Physical characteristics
- Source: Ponijeri Mountain
- • location: Ponijeri
- • coordinates: 44°15′02″N 18°10′55″E﻿ / ﻿44.25053642886739°N 18.181994027426317°E
- • elevation: 1,115 m (3,658 ft)
- • location: Bosna in Kakanj
- • coordinates: 44°07′25″N 18°06′46″E﻿ / ﻿44.123673281094945°N 18.11281231685688°E
- • elevation: 685 m (2,247 ft)
- Length: 26 km (16 mi)

Basin features
- Progression: Bosna→ Sava→ Danube→ Black Sea

= Zgošća (river) =

River in Kakanj, Bosnia and Herzegovina

Zgošća is river near Kakanj in Bosnia and Herzegovina.
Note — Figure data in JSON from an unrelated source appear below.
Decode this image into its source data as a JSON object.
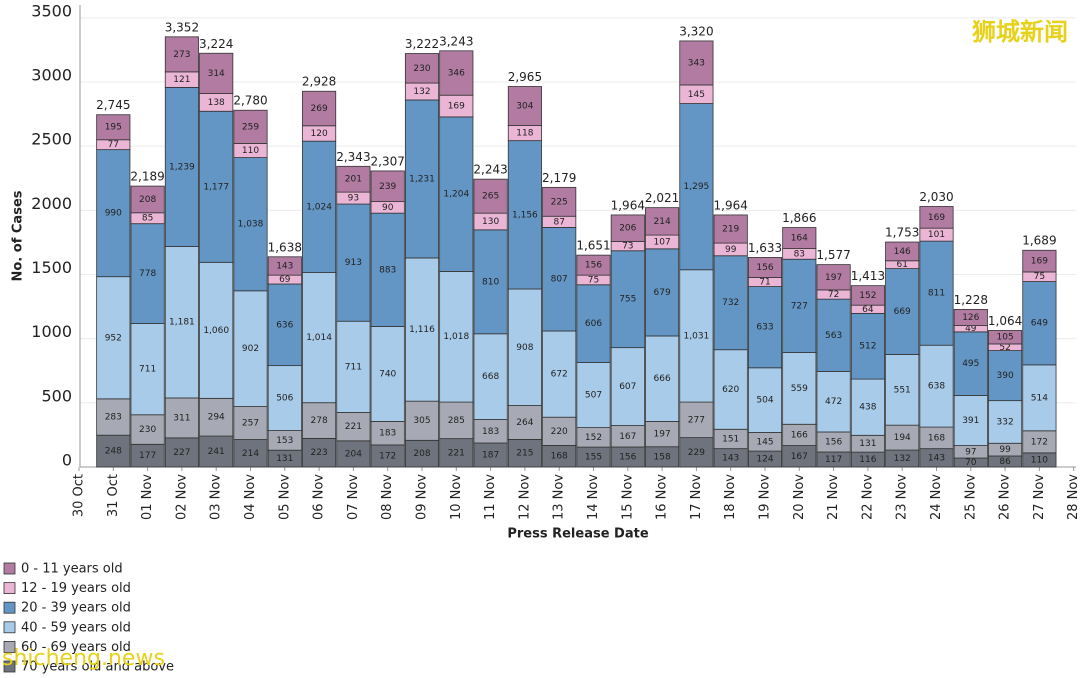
{
  "chart_data": {
    "type": "bar",
    "stacked": true,
    "y_axis_label": "No. of Cases",
    "x_axis_label": "Press Release Date",
    "categories": [
      "30 Oct",
      "31 Oct",
      "01 Nov",
      "02 Nov",
      "03 Nov",
      "04 Nov",
      "05 Nov",
      "06 Nov",
      "07 Nov",
      "08 Nov",
      "09 Nov",
      "10 Nov",
      "11 Nov",
      "12 Nov",
      "13 Nov",
      "14 Nov",
      "15 Nov",
      "16 Nov",
      "17 Nov",
      "18 Nov",
      "19 Nov",
      "20 Nov",
      "21 Nov",
      "22 Nov",
      "23 Nov",
      "24 Nov",
      "25 Nov",
      "26 Nov",
      "27 Nov",
      "28 Nov"
    ],
    "series": [
      {
        "name": "70 years old and above",
        "color": "#6e737d",
        "values": [
          null,
          248,
          177,
          227,
          241,
          214,
          131,
          223,
          204,
          172,
          208,
          221,
          187,
          215,
          168,
          155,
          156,
          158,
          229,
          143,
          124,
          167,
          117,
          116,
          132,
          143,
          70,
          86,
          110,
          null
        ]
      },
      {
        "name": "60 - 69 years old",
        "color": "#a7aab4",
        "values": [
          null,
          283,
          230,
          311,
          294,
          257,
          153,
          278,
          221,
          183,
          305,
          285,
          183,
          264,
          220,
          152,
          167,
          197,
          277,
          151,
          145,
          166,
          156,
          131,
          194,
          168,
          97,
          99,
          172,
          null
        ]
      },
      {
        "name": "40 - 59 years old",
        "color": "#a8cbe9",
        "values": [
          null,
          952,
          711,
          1181,
          1060,
          902,
          506,
          1014,
          711,
          740,
          1116,
          1018,
          668,
          908,
          672,
          507,
          607,
          666,
          1031,
          620,
          504,
          559,
          472,
          438,
          551,
          638,
          391,
          332,
          514,
          null
        ],
        "value_labels": [
          null,
          "952",
          "711",
          "1,181",
          "1,060",
          "902",
          "506",
          "1,014",
          "711",
          "740",
          "1,116",
          "1,018",
          "668",
          "908",
          "672",
          "507",
          "607",
          "666",
          "1,031",
          "620",
          "504",
          "559",
          "472",
          "438",
          "551",
          "638",
          "391",
          "332",
          "514",
          null
        ]
      },
      {
        "name": "20 - 39 years old",
        "color": "#6396c4",
        "values": [
          null,
          990,
          778,
          1239,
          1177,
          1038,
          636,
          1024,
          913,
          883,
          1231,
          1204,
          810,
          1156,
          807,
          606,
          755,
          679,
          1295,
          732,
          633,
          727,
          563,
          512,
          669,
          811,
          495,
          390,
          649,
          null
        ],
        "value_labels": [
          null,
          "990",
          "778",
          "1,239",
          "1,177",
          "1,038",
          "636",
          "1,024",
          "913",
          "883",
          "1,231",
          "1,204",
          "810",
          "1,156",
          "807",
          "606",
          "755",
          "679",
          "1,295",
          "732",
          "633",
          "727",
          "563",
          "512",
          "669",
          "811",
          "495",
          "390",
          "649",
          null
        ]
      },
      {
        "name": "12 - 19 years old",
        "color": "#ebb5d6",
        "values": [
          null,
          77,
          85,
          121,
          138,
          110,
          69,
          120,
          93,
          90,
          132,
          169,
          130,
          118,
          87,
          75,
          73,
          107,
          145,
          99,
          71,
          83,
          72,
          64,
          61,
          101,
          49,
          52,
          75,
          null
        ]
      },
      {
        "name": "0 - 11 years old",
        "color": "#b17ba2",
        "values": [
          null,
          195,
          208,
          273,
          314,
          259,
          143,
          269,
          201,
          239,
          230,
          346,
          265,
          304,
          225,
          156,
          206,
          214,
          343,
          219,
          156,
          164,
          197,
          152,
          146,
          169,
          126,
          105,
          169,
          null
        ]
      }
    ],
    "totals": [
      null,
      2745,
      2189,
      3352,
      3224,
      2780,
      1638,
      2928,
      2343,
      2307,
      3222,
      3243,
      2243,
      2965,
      2179,
      1651,
      1964,
      2021,
      3320,
      1964,
      1633,
      1866,
      1577,
      1413,
      1753,
      2030,
      1228,
      1064,
      1689,
      null
    ],
    "total_labels": [
      null,
      "2,745",
      "2,189",
      "3,352",
      "3,224",
      "2,780",
      "1,638",
      "2,928",
      "2,343",
      "2,307",
      "3,222",
      "3,243",
      "2,243",
      "2,965",
      "2,179",
      "1,651",
      "1,964",
      "2,021",
      "3,320",
      "1,964",
      "1,633",
      "1,866",
      "1,577",
      "1,413",
      "1,753",
      "2,030",
      "1,228",
      "1,064",
      "1,689",
      null
    ],
    "ylim": [
      0,
      3600
    ],
    "yticks": [
      0,
      500,
      1000,
      1500,
      2000,
      2500,
      3000,
      3500
    ],
    "grid": true,
    "legend_position": "bottom-left",
    "watermarks": [
      "狮城新闻",
      "shicheng.news"
    ]
  }
}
The river is known for its canyon, which is protected natural monument.

The Zgošća is right tributary of the river Bosna, and it flows through Kakanj, which sits on the banks of the Zgošća and Bosna. It springs from Ponijeri at 1200 meters a.s.l. After the source and up to the village of Tršće, it cut a deep canyon, in the Vukanjsko brdo massif, which is made of dolomite and limestone. Many smaller streams that flow into Zgošća in that canyon have built numerous travertine barriers over which smaller waterfalls and rapids extend. After the canyon, the river spreads into the 3 kilometer long Tršće-Ivnica valley. In the village of Ivnica, it receives its first major tributary, the Vukanjska river. After passing through the village of Ivnica, Zgošća passes through another canyon, the Zgošća Gorge, over 300 meters deep and about 100 meters wide. The river cut its course in the massifs of Crnački Brdo, Gradina and Krevnik. The stream Zagradski Potok spills into Zgošća here. Further through the gorge, it cuts numerous limestone rocks up to 50 meters high, the most famous of which is Crvena Stijena rock in Gradina locality. The rocks are suitable for extreme sports such as mountaineering, and surrounding area for cycling. After the gorge, the river spreads into the Zgošća-Kakanj valley, where it receives the Crnački Potok stream on the right, and the Bukovljanski Potok stream on the left. It then passes through a narrow strait made of marl and reaches Kakanj where it passes through the town. Before it flows into the Bosnia, and due to the proximity of the Kakanj mine, the river is polluted in its lower course.

The Zgošća Stećak was found in the river's bed in the mid-20th century.